GREAT FALLS — A blizzard moving through north-central Montana this weekend is causing dangerous road conditions, widespread power outages and school closures. The Montana Department of Transportation and the National Weather Service are discouraging people from traveling unless it's absolutely necessary.
Several rural school districts will be closed on Monday, November 9, due to the weather. They include:
- Geyser Public School
- Simms High School
- Fort Shaw Elementary
- Cascade School
- Centerville School
Parents in Havre Public Schools will find out if Monday is a remote learning day by 6:30 a.m. that morning, through Infinite Campus messenger.
A Blizzard Warning was in effect starting at 2 p.m. on Saturday through 6 a.m. on Monday for north-central Montana.
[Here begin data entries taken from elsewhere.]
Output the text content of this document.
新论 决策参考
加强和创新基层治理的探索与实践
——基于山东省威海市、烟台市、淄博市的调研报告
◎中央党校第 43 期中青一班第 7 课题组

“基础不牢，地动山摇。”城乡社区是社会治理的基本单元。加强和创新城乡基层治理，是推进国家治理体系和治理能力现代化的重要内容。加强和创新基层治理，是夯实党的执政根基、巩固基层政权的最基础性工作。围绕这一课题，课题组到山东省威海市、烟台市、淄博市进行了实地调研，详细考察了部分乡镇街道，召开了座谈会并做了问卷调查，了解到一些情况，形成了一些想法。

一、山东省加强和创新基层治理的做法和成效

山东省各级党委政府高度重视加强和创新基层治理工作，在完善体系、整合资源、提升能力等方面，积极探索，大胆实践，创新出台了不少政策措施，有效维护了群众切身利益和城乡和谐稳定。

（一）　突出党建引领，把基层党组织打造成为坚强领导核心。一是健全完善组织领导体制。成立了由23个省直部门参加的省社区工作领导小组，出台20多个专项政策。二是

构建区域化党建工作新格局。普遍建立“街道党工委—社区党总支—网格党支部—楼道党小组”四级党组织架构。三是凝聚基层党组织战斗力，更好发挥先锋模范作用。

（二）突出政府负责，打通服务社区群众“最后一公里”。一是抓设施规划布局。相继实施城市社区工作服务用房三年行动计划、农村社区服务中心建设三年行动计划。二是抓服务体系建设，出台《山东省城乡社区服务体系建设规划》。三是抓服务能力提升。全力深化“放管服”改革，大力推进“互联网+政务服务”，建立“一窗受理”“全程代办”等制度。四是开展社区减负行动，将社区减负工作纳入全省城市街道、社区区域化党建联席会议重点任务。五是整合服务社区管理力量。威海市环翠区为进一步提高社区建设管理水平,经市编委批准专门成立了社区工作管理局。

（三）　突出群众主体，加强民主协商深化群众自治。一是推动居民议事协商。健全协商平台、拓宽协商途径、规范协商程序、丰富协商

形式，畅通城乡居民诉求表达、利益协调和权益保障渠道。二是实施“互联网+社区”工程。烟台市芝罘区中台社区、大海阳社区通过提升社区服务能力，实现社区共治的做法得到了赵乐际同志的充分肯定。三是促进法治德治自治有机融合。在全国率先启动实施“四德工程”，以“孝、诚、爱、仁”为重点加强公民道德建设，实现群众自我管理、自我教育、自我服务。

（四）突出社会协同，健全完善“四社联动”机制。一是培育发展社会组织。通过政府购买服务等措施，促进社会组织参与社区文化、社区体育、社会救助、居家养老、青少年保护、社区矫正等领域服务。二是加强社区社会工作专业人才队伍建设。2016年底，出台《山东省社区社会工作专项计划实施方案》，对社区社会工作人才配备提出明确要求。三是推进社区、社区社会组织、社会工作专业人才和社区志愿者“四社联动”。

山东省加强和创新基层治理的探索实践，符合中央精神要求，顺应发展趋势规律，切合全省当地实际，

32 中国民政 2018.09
For a storm to technically be a blizzard, it needs to have sustained wind of 35 miles per hour or greater, visibility of a quarter a mile or less, and sustain these conditions for at least three hours. A blizzard does not require heavy snowfall, but snow is a big part of reducing visibility. A blizzard doesn't require severe cold, either.
Wind gusts are between 40 and 60 miles per hour across the region, and whiteout conditions have set in. Visibility will be near zero at times.
The National Weather Service in Great Falls expected 11 inches of snowfall in Great Falls and seven inches in Helena through Sunday evening. As of noon Sunday, Havre had 11.5 inches, with significant drifts in some areas well into the two to three foot range. We'll keep you updated on snowfall totals as they're reported.
Interstate 15 north of Power was fully blocked as of 9:30 a.m. on Sunday, due to crashes, and dangerous road conditions were reported as far north as the Blackfeet Indian Reservation.
There are several power outages in and around Great Falls — click here for details. Several transformers reportedly exploded. We received lots of questions about flashing lights around Great Falls on Saturday night; NorthWestern Energy said most of the flashing lights were probably caused by arcing wires slapping together in the high wind, causing them to spark.